Kafa ütülemek değil niyetim. Zaten "Ne olacak bu memleketin hali?" sorusundan o kadar sıkıldım ki sizi de bu cevapsız sorularla boğmak istemiyorum. Amaç sürekli şikayet etmek değil de çözüm üretmeye çalışmak olsa belki de bu noktaya gelmezdik. Kendime de kızıyorum tabii. Üniversite okudum da ne oldu yani? Hala hayata atılmaktan korkuyorum. Şu öğrencilik yıllarım hiç bitmesin istiyorum. Öyle bir ülkede yaşıyorum ki geleceğimi bile düşünemiyorum, düşünmekten korkuyorum. Neyse ki yalnız değilim...

Bir bayram daha geldi geçti bu arada. Bana da evime de uğramadı zaten. Eskiden daha bir güzeldi bayramlar ya da bana öyle geliyor. Sanırım büyüdükçe artık hayatın da bayramın da tadı tuzu kalmıyor. Oysa çocukken bayramlarda tek derdim şeker toplamak ve harçlık almaktı. Bayram sabahı yeni elbiselerimi giyer, sokağa çıkardım arkadaşlarımla. Gün boyu şeker toplardık, sonra topladığımız şekerleri sayardık ve yarışırdık birbirimizle. Şimdi de yarışıyoruz ama sınav salonlarında. Üstelik hiç de eğlenmiyoruz. Hepimiz şeker toplamayı özlemişiz...

16 Mayıs 2009 Cumartesi

Laf olsun...


Laf olsun diye değil de gerçekten söyleyecek şeylerim olduğunda yazmak istiyorum ve biliyorum ki herkesin söyleyecek şeyleri vardır. Sadece yeri ve zamanı gelinceye kadar beklerler. Benim için de öyle oldu. Dostluk üzerine birkaç kelime edebilmek için uzun yıllar beklemem gerekti. Artık dostluk nedir bir fikrim var. Dostluk ne midir?

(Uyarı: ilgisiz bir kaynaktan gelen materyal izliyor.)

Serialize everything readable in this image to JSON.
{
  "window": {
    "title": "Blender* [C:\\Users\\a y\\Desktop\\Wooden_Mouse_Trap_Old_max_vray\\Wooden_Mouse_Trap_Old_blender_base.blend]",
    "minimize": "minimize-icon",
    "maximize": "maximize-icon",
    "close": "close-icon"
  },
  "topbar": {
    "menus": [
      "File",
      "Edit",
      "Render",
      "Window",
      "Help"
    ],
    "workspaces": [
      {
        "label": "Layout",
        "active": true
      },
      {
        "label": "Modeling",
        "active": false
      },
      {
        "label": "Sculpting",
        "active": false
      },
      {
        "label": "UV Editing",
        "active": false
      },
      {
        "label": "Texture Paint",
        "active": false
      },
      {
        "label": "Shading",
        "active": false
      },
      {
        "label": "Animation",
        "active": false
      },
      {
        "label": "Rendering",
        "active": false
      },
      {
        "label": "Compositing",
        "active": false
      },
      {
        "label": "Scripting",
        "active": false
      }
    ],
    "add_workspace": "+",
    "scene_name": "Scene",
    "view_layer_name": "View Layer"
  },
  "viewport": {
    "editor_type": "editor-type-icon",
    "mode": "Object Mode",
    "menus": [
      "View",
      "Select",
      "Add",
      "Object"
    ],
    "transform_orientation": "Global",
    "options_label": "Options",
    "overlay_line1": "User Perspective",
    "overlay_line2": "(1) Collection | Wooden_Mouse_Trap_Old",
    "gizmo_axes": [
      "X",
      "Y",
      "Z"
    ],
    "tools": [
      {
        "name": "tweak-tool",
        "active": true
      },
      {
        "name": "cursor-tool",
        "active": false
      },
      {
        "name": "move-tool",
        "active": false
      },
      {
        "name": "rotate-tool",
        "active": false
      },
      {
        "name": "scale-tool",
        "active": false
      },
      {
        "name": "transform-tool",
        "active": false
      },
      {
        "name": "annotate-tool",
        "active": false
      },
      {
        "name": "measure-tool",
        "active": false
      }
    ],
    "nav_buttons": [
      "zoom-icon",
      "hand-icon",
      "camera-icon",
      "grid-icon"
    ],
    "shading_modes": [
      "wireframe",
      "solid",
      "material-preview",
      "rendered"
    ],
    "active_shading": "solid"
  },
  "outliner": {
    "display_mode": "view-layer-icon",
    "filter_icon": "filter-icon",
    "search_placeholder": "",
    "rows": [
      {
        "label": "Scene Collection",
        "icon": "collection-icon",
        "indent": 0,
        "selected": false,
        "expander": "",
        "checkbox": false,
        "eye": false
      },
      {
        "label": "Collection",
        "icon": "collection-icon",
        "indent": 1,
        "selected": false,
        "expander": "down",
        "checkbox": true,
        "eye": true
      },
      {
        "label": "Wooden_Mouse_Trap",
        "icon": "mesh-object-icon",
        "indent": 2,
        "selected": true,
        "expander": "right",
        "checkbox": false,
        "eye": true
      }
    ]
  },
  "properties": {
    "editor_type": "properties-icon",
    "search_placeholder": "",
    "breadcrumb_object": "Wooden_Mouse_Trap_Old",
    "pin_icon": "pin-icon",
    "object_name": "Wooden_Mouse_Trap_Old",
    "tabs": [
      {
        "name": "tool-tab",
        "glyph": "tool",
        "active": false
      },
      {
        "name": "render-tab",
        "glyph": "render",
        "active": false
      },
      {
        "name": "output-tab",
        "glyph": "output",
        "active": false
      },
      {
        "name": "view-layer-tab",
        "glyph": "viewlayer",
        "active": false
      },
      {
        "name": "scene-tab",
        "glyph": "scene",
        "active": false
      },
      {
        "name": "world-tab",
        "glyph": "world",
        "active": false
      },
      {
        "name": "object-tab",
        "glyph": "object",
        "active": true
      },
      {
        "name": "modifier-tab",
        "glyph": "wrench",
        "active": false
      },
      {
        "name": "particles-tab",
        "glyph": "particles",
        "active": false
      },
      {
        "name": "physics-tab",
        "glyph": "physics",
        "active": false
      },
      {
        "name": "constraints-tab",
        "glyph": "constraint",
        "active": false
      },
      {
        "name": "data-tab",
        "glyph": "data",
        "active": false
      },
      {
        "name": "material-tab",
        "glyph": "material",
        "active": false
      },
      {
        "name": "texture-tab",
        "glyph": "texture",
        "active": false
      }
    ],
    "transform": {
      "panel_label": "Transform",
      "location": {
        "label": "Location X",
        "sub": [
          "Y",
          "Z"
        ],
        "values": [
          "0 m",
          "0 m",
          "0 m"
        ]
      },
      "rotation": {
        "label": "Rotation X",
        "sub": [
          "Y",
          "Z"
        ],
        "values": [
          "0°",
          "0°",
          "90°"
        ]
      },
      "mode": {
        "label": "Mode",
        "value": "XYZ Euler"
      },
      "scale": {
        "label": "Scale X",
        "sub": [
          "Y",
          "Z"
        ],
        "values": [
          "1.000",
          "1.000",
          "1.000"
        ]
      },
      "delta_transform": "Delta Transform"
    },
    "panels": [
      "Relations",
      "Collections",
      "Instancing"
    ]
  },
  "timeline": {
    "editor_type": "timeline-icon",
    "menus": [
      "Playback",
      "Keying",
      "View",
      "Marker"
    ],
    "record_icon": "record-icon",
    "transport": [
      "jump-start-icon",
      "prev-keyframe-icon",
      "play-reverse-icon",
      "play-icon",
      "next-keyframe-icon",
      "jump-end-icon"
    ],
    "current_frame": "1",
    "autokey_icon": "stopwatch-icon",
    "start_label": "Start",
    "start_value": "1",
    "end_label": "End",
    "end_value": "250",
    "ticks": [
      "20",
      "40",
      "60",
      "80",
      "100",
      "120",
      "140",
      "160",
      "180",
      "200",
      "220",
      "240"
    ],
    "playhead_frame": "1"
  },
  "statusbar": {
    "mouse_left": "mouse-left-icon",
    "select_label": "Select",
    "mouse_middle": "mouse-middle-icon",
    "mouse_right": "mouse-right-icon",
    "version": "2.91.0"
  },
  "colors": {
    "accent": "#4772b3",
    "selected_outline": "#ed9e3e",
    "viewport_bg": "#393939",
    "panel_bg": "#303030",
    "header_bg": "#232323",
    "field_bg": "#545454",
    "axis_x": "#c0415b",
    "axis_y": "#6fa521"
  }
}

Dostluk diye bir şey yoktur! Dost olduğunu düşündüğün, kendisine dost diye hitap ettiğin, tanıdığın diğer insanlardan sebepsiz yere ayırdığın, kategorize ettiğin bir takım insanlar vardır ve bu insanlar genelde senin onlara verdiğin değeri hak etmezler, kendi çıkarlarını ön planda tutarlar ve ilk fırsatta da sırtından vururlar.

Şimdi düşünüyorum da "insan" diye bir şey yokmuş meğer. İnsan olmayınca insanlıktan söz etmek de beyhude aslında. Bir çeşit biyolojik hayvanız işte. Her ne kadar düşünme kabiliyetimiz olsa da düşünmüyoruz, düşündüğümüzde de iyi şeyler düşünmüyoruz. Dünyanın sonunu bile bizler getiriyoruz. Keşke şu düşünme kabiliyetimiz olmasaydı! Belki o zaman dünya biraz daha yaşanası bir yer olurdu.

Her çeşit biyolojik hayvana, bitkiye, mantara sevgilerimle...

6 Nisan 2009 Pazartesi


Annem, uzun süredir sana yazamıyorum. Suçluluk duyduğumdan mı, yoksa korkaklığımdan mı bilmiyorum. Dün gece fotoğraflarına bakarken beni izliyormuşsun hissine kapıldım. Ne güzel bakıyordun bana şefkat dolu gözlerinle. Fotoğrafların olmasa da seni hatırlıyorum ama eskisi kadar net değil anne. Ve o kadar üzülüyorum ki seni unutmaya başladıkça.


Ben hala ilk günkü gibi tutmak istiyorum yasımı. Kalbim, ciğerim o kadar acısın, yansın istiyorum. Seni her düşündüğümde dizlerimin bağı çözülsün, düşeyim kalayım olduğum yere. Ama olmuyor anne, farkındayım unutuyorum. Çektiğim acı gittikçe azalıyor, seni daha az düşünür oldum. Sen bunu haketmiyorsun anne.


Seni unutmak istemiyorum anne, çünkü biliyorum sen beni asla unutmazdın. Bensiz yaşayamazdın bile. Yaşamak denirse ben de yaşıyorum kendimce. Ama sensiz hep eksik, hep gözyaşları eşliğinde...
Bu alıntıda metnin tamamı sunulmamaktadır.